What is this? Time to write and even beyond that…desire to write? It truly must be spring.
I can’t blame the Twinpops for my absence; I’ve spent the past two months totally getting snippets of time here and there to blog. I just haven’t wanted to. I haven’t wanted to read, either. I didn’t even remember my password to log on here this morning. The only creative pursuit I’ve engaged in – beyond the customary singing, dancing, bouncing, and pureeing interesting disease-fighting concoctions to develop tiny refined palates – is cobbling together an astonishingly awesome baby book. It’s been so much fun and so absorbing that I almost want to start a business making baby books for other people. I also want to open an upscale children’s consignment boutique for all those expensive baby clothes that are now way too small. I also want to go back to Pilates because having twins, especially via c-section, leaves abs in need of TLC. I’d also like to visit Morocco. And take illustration classes. And get a part-time gig giving ghost tours around Independence Mall. I want to nail the yogic head stand once and for all. And garden. And stargaze. And study Jungian theory.

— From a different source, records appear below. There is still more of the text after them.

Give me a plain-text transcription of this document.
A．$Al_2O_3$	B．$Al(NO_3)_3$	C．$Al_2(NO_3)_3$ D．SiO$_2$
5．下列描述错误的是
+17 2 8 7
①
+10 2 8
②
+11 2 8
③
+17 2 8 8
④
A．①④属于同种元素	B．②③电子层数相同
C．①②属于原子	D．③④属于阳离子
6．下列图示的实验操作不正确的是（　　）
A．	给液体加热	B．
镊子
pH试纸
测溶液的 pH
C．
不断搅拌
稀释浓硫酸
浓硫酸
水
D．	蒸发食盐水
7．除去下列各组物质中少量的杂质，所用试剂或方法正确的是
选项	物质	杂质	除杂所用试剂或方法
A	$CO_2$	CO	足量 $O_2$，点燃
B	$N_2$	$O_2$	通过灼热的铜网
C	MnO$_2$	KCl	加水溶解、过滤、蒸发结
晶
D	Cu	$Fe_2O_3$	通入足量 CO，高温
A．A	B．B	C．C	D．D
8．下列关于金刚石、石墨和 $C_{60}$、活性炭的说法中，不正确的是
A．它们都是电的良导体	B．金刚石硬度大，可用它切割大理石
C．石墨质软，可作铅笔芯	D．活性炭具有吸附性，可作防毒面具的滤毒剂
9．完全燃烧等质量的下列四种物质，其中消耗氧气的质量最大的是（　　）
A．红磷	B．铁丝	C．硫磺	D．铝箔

But until today, I have not wanted to write.
I think the reason I’ve been so loathe is that now I’m a Mommy. And I have a Blog. And that puts me into the territory of “Mommy Blogger,” something that makes me Dry Heave. Not that the endless blogs out there about the trials and triumphs of parenting can’t be enjoyable reading every now and then – a lot of those broads are really good, funny writers who are turning their blogs into lucrative ventures – it’s just that I’m not convinced the world needs another person (me) waxing hilarious/moving/twee/poignant/crass/precious/unflinchingly about parenthood. Ugh. The market is oversaturated. It’s annoying. Even though twins are kind of cool and niche-y, and even though my particular twins are brilliant and beautiful and full of daily miracles, it’s still just so much of the same kids doing stuff that I haven’t been compelled to craft into mini-essays.
Yet…I haven’t had as much time for Chinese cupping and B-12 shots to stick to my original premise of writing about fun adventures in beauty and wellness (though I did just get a mystic tan, which reminds me of my first tantastic Mystic experience in April, 2009, the day I met my husband. I suggest that if you are single and ready to mingle, you do the same – the power that binds soul mates doesn’t discriminate between a real tan or a fake one).
So where does this leave me? Lost and procrastinating. So I’ve decided to simplify, to just write what I feel like writing, when I feel like doing it. I’m not going to cater to any particular audience or genre. If you enjoy it, that’s fantastic! If you don’t, c’est la vie, the road to finding one’s authentic voice in the midst of great life change is paved with casualties of readership. I may ramble and go on tangents. I may not be very articulate. I might veer into weird categories. I might just type the same word over and over for twenty minutes in the name of art.
I’m just trying to figure a lot of things out and I’d love it if you joined me.